Single by Jennifer Lopez
- Language: Spanish
- English title: "Dance with Me"
- Released: October 10, 2019
- Genre: Dance; EDM;
- Length: 2:43
- Label: Nuyorican; Sony Latin;
- Songwriter(s): Jennifer Lopez; Kelly Paola Ruiz Moncada; Servando Primera; Víctor Alonso Cárdenas Ospina; David Sanchez Gonzalez;
- Producer(s): David Sanchez aka Dayvi; Luis Barrera Jr.; Servando Primera; Víctor Cárdenas;

Jennifer Lopez singles chronology
| "Medicine" (2019) | "Baila Conmigo" (2019) | "Pa' Ti + Lonely" (2020) |

Audio video
- "Baila Conmigo" on YouTube

= Baila Conmigo (Jennifer Lopez song) =

"Baila Conmigo" is a song recorded by American singer Jennifer Lopez.

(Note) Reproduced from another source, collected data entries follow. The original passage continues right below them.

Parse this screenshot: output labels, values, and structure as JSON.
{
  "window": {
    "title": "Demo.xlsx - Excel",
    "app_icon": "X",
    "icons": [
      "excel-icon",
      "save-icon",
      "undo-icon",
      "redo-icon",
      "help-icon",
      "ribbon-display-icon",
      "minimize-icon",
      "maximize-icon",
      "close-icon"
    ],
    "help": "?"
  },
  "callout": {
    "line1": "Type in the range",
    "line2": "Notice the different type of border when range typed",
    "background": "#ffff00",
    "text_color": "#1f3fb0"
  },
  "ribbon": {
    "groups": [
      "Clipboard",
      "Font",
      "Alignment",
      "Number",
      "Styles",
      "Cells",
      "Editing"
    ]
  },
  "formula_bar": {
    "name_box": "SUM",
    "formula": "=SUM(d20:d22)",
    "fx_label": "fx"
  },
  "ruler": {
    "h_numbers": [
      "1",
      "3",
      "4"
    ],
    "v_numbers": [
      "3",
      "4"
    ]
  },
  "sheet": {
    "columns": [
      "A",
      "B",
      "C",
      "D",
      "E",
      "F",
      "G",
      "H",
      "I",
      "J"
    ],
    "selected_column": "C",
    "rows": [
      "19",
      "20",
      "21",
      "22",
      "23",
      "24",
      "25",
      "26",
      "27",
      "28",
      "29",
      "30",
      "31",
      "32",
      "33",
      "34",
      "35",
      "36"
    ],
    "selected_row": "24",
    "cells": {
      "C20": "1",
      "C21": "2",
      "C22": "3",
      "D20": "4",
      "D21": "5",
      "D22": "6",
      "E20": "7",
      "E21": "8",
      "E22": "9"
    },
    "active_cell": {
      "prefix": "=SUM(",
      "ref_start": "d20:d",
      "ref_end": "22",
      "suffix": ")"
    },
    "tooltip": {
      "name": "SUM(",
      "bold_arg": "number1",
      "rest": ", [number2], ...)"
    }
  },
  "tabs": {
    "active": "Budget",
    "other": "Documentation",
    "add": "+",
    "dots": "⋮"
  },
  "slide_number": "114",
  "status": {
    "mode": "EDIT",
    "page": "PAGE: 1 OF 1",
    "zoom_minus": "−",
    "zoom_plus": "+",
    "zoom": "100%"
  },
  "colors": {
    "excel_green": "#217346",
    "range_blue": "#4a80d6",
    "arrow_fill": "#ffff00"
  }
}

It was written by Lopez, Kelly Paola Ruiz Moncada, Servando Primera, Víctor Alonso Cárdenas Ospina and David Sanchez Gonzalez. The song was inspired by the track by the same name by Colombian producers Dayvi y Víctor Cárdenas, which was a viral phenomenon in Latin America. The song marks the singer's first Spanish-language single since 2018's Bad Bunny-assisted "Te Guste", and is a high-energy dance number with heavy Latin influences.

== Composition and lyrics ==
Produced by Servando Primera, David Sánchez, Victor Cárdenas and Luis Barrera, "Baila Conmigo" is a Spanish-language dance and EDM track with lyrics are about wanting to spend a special night at the beach dancing until the sunrise. According to a rough translation, the song begins with Lopez asking her lover to "imagine me and you on the beach" with "the sand, the ocean, the sound of the waves" setting the scene for a romantic union. She goes on to fantasize about “traveling all over your body", begging her partner to "kiss me, touch me, and dance with me" before they "touch heaven" with their hands and glue their mouths together. She also sings: "Dale que dale mas duro que la música rompe los muros que solo bailando me curo/ Baila Conmigo" (Do it hard because music breaks barriers and only dancing I heal/ Dance with me).

==Chart performance==
"Baila Conmigo" debuted at number 16 on Billboards Hot Dance/Electronic Songs chart, collecting 724,000 domestic streams while selling just over 1,000. The track also opened on the Latin Digital Song Sales (No. 3), Dance/Electronic Digital Song Sales (No. 5) and the Latin Pop Songs airplay charts (No. 36). On February 21, 2020, the song topped the Billboard Dance Charts, becoming Lopez’ 18th number one single on the chart.

==Live performance==
Lopez first performed "Baila Conmigo" during her set at the iHeartRadio Fiesta Latina on November 2, 2019.

==Critical reception==
Elias Leight of Rolling Stone reviewed the song as "a brassy, hard-driving club record." He added that Lopez "sings stern, rapid-fire lines over the track’s martial horns." Mike Nied of Idolator said that "the track is a high-energy floor-filler." Joey Nolfi of EW Entertainment also called the song a "fiery Spanish song."

==Credits and personnel==
Credits adapted from Tidal.

- Jennifer Lopez – songwriter, vocals
- Kelly Paola Ruiz Moncada – songwriter
- Servando Primera – songwriter, producer
- Víctor Cárdenas – songwriter, producer
- David Sanchez aka Dayvi – songwriter, producer
- Luis Barrera Jr. – producer

==Charts==

===Weekly charts===

Weekly chart performance for "Baila Conmigo"
| Chart (2019–2020) | Peak position |
|---|---|
| Honduras Pop (Monitor Latino) | 6 |
| Mexico Espanol Airplay (Billboard) | 28 |
| US Dance Club Songs (Billboard) | 1 |
| US Hot Dance/Electronic Songs (Billboard) | 16 |
| US Latin Airplay (Billboard) | 37 |
| Venezuela (Monitor Latino) | 19 |

===Year-end charts===

2020 year-end chart performance for "Baila Conmigo"
| Chart (2020) | Position |
|---|---|
| Honduras Airplay (Monitor Latino) | 69 |
| US Hot Dance/Electronic Songs (Billboard) | 61 |

==Certifications==

Certifications for "Baila Conmigo"
| Region | Certification | Certified units/sales |
| United States (RIAA) | Platinum (Latin) | 60,000^{‡} |
^{‡} Sales+streaming figures based on certification alone.